ハイレゾが提供する「GPUSOROBAN」は、画像生成AIやLLM(大規模言語モデル)といった、膨大な計算処理を必要とするAIアプリケーションの高速化を可能にするGPUクラウドサービスです。データセンターの建設コストや運用コストを抑える独自のノウハウによって、NVIDIA製の高性能なGPUサーバーを低コストで提供しています。

「GPUSOROBAN」はこれまでに累計2,000件を超える利用実績があり、IT業界だけでなく、製造業、建設業、さらには大学研究機関まで、幅広い分野でAI開発や研究に活用されています。高価なGPUを自社で所有することなく、必要な時に高性能な計算資源を利用できるため、AI導入を検討する多くの企業にとって強力な味方となっています。

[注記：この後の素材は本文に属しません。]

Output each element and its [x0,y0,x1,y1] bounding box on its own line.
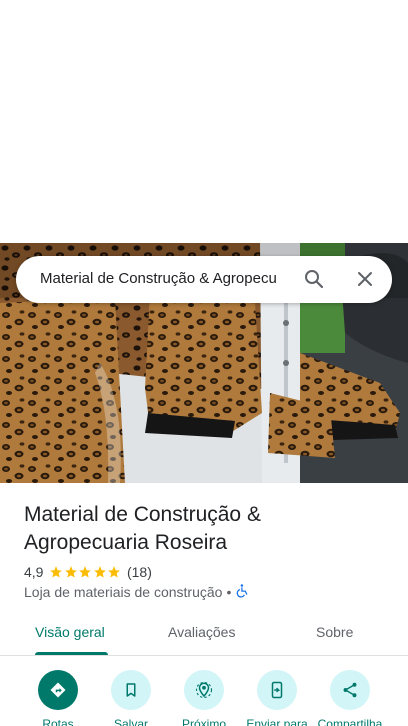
close-icon[interactable] [353,267,377,291]
search-bar[interactable]: Material de Construção & Agropecu [16,256,392,303]
action-bar: Rotas Salvar Próximo Enviar para Compart… [0,668,408,726]
directions-button[interactable]: Rotas [19,668,97,726]
star-icon [79,566,92,578]
review-count[interactable]: (18) [127,564,152,580]
wheelchair-icon [235,583,250,601]
send-to-phone-button[interactable]: Enviar para [238,668,316,726]
place-title: Material de Construção & Agropecuaria Ro… [24,503,261,554]
send-to-phone-icon [257,670,297,710]
rating-value: 4,9 [24,564,44,580]
star-icon [94,566,106,578]
search-icon[interactable] [302,267,326,291]
save-button[interactable]: Salvar [92,668,170,726]
separator: • [226,584,232,600]
share-label: Compartilha [317,717,383,726]
tab-overview[interactable]: Visão geral [35,624,105,640]
category-row: Loja de materiais de construção • [24,583,250,601]
save-label: Salvar [113,717,148,726]
directions-label: Rotas [42,717,74,726]
rating-row[interactable]: 4,9 (18) [24,563,152,581]
nearby-button[interactable]: Próximo [165,668,243,726]
tab-about[interactable]: Sobre [316,624,353,640]
tab-reviews[interactable]: Avaliações [168,624,235,640]
star-icon [65,566,77,578]
nearby-label: Próximo [181,717,226,726]
bookmark-icon [111,670,151,710]
map-area [0,0,408,243]
share-icon [330,670,370,710]
star-icon [50,566,63,578]
send-to-phone-label: Enviar para [246,717,308,726]
directions-icon [38,670,78,710]
active-tab-indicator [35,652,108,655]
rating-stars [49,565,122,579]
search-input[interactable]: Material de Construção & Agropecu [40,270,288,290]
place-category: Loja de materiais de construção [24,584,223,600]
share-button[interactable]: Compartilha [311,668,389,726]
nearby-icon [184,670,224,710]
star-icon [108,566,121,578]
place-tabs: Visão geral Avaliações Sobre [0,612,408,656]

GPUSOROBANの詳細については、以下のウェブサイトをご覧ください。
GPUSOROBAN

株式会社ハイレゾについて

株式会社ハイレゾは、2019年の創業以来、GPUデータセンターの運営とGPUクラウドサービス「GPUSOROBAN」の提供を通じて、AI分野の発展に貢献してきました。

同社は、地方に拠点を展開することで、地方創生と生成AIの発展を同時に推進しています。その取り組みは高く評価されており、2022年6月にはNVIDIAより「Best CSP Partner of the Year」を受賞。さらに2024年4月には、経済産業省による「クラウドプログラム」供給確保計画にも認定されるなど、その技術力と事業戦略が国からも認められています。

株式会社ハイレゾのコーポレートサイトはこちらです。
株式会社ハイレゾ

まとめ:秋田から始まる新たなAI時代の幕開け

株式会社ハイレゾによる秋田県男鹿市でのAIデータセンター開設は、単に新たな施設が誕生するというだけでなく、地方の未利用資産の有効活用、地域経済の活性化、そして次世代のデジタル人材育成といった多岐にわたる意義を持っています。

AI技術の発展は、私たちの社会や生活に大きな変化をもたらす可能性を秘めています。その基盤となる計算力を地方から安定的に供給することで、日本全体のAIイノベーションがさらに加速することが期待されます。秋田県男鹿市でのこの新たな挑戦が、地域とAIが共存共栄する持続可能な社会の実現に向けた、大きな一歩となることでしょう。